How does Darwin V5 differ from mergekit evolve? Darwin V5 uses mergekit as its merge backend. The addition is a three-phase diagnostic pipeline: (1) pre-merge parent profiling measuring expert activation frequency, routing entropy, and probe cosine distance across 40 layers x 256 experts, (2) evolution with diagnostic-informed initial population and constrained search space, (3) post-merge child validation comparing layer importance against both parents. Standard mergekit evolve does not include phases 1 and 3.
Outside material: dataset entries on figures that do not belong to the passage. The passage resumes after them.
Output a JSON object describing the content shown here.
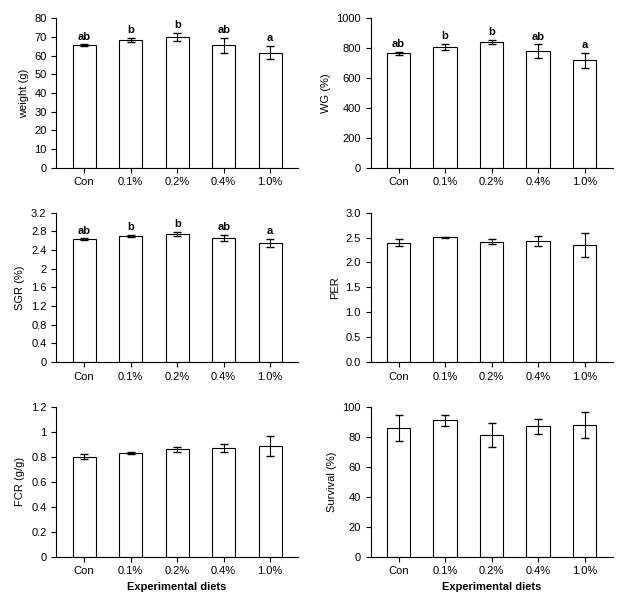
{
  "chart_data": [
    {
      "type": "bar",
      "ylabel": "weight (g)",
      "categories": [
        "Con",
        "0.1%",
        "0.2%",
        "0.4%",
        "1.0%"
      ],
      "values": [
        65.5,
        68.5,
        70,
        65.5,
        61.5
      ],
      "errors": [
        0.5,
        1,
        2,
        4,
        3.5
      ],
      "annotations": [
        "ab",
        "b",
        "b",
        "ab",
        "a"
      ],
      "color": "#ffffff",
      "ylim": [
        0,
        80
      ],
      "yticks": [
        0,
        10,
        20,
        30,
        40,
        50,
        60,
        70,
        80
      ]
    },
    {
      "type": "bar",
      "ylabel": "WG (%)",
      "categories": [
        "Con",
        "0.1%",
        "0.2%",
        "0.4%",
        "1.0%"
      ],
      "values": [
        765,
        810,
        840,
        780,
        720
      ],
      "errors": [
        10,
        20,
        15,
        45,
        50
      ],
      "annotations": [
        "ab",
        "b",
        "b",
        "ab",
        "a"
      ],
      "color": "#ffffff",
      "ylim": [
        0,
        1000
      ],
      "yticks": [
        0,
        200,
        400,
        600,
        800,
        1000
      ]
    },
    {
      "type": "bar",
      "ylabel": "SGR (%)",
      "categories": [
        "Con",
        "0.1%",
        "0.2%",
        "0.4%",
        "1.0%"
      ],
      "values": [
        2.63,
        2.7,
        2.74,
        2.66,
        2.55
      ],
      "errors": [
        0.02,
        0.03,
        0.04,
        0.07,
        0.09
      ],
      "annotations": [
        "ab",
        "b",
        "b",
        "ab",
        "a"
      ],
      "color": "#ffffff",
      "ylim": [
        0,
        3.2
      ],
      "yticks": [
        0,
        0.4,
        0.8,
        1.2,
        1.6,
        2,
        2.4,
        2.8,
        3.2
      ]
    },
    {
      "type": "bar",
      "ylabel": "PER",
      "categories": [
        "Con",
        "0.1%",
        "0.2%",
        "0.4%",
        "1.0%"
      ],
      "values": [
        2.4,
        2.51,
        2.42,
        2.43,
        2.35
      ],
      "errors": [
        0.08,
        0.01,
        0.05,
        0.1,
        0.25
      ],
      "color": "#ffffff",
      "ylim": [
        0,
        3.0
      ],
      "yticks": [
        {
          "value": 0,
          "label": "0.0"
        },
        {
          "value": 0.5,
          "label": "0.5"
        },
        {
          "value": 1,
          "label": "1.0"
        },
        {
          "value": 1.5,
          "label": "1.5"
        },
        {
          "value": 2,
          "label": "2.0"
        },
        {
          "value": 2.5,
          "label": "2.5"
        },
        {
          "value": 3,
          "label": "3.0"
        }
      ]
    },
    {
      "type": "bar",
      "ylabel": "FCR (g/g)",
      "xlabel": "Experimental diets",
      "categories": [
        "Con",
        "0.1%",
        "0.2%",
        "0.4%",
        "1.0%"
      ],
      "values": [
        0.8,
        0.83,
        0.86,
        0.87,
        0.89
      ],
      "errors": [
        0.02,
        0.01,
        0.02,
        0.03,
        0.08
      ],
      "color": "#ffffff",
      "ylim": [
        0,
        1.2
      ],
      "yticks": [
        0,
        0.2,
        0.4,
        0.6,
        0.8,
        1,
        1.2
      ]
    },
    {
      "type": "bar",
      "ylabel": "Survival (%)",
      "xlabel": "Experimental diets",
      "categories": [
        "Con",
        "0.1%",
        "0.2%",
        "0.4%",
        "1.0%"
      ],
      "values": [
        86,
        91,
        81,
        87,
        88
      ],
      "errors": [
        9,
        4,
        8,
        5,
        9
      ],
      "color": "#ffffff",
      "ylim": [
        0,
        100
      ],
      "yticks": [
        0,
        20,
        40,
        60,
        80,
        100
      ]
    }
  ]
}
What are "Dead Experts"? In MoE models, each layer has 256 experts. An expert is "dead" when its activation frequency falls below 5% across a 1K-sample calibration dataset. The Mother showed 50-65% dead experts because LoRA SFT only updates a parameter subset β€” experts not activated by text-only training data become inactive.
Are both parents the same architecture? Yes. Both are Qwen3.5-35B-A3B β€” identical architecture, layer count, and expert structure. The Mother is a LoRA SFT on the same base. "Text-only" refers to training data, not model architecture.
What GPU do I need? BF16: H100 93GB (comfortable) or A100 80GB (tight). Q4: RTX 4090 24GB. Only 3B active per token despite 35B total.
Does it support images/video? Yes. Inherited from the Father. The Mother lost multimodal during text-only fine-tuning, but the merge preserves Father's multimodal routing at L39 and replaces dead multimodal experts with living ones.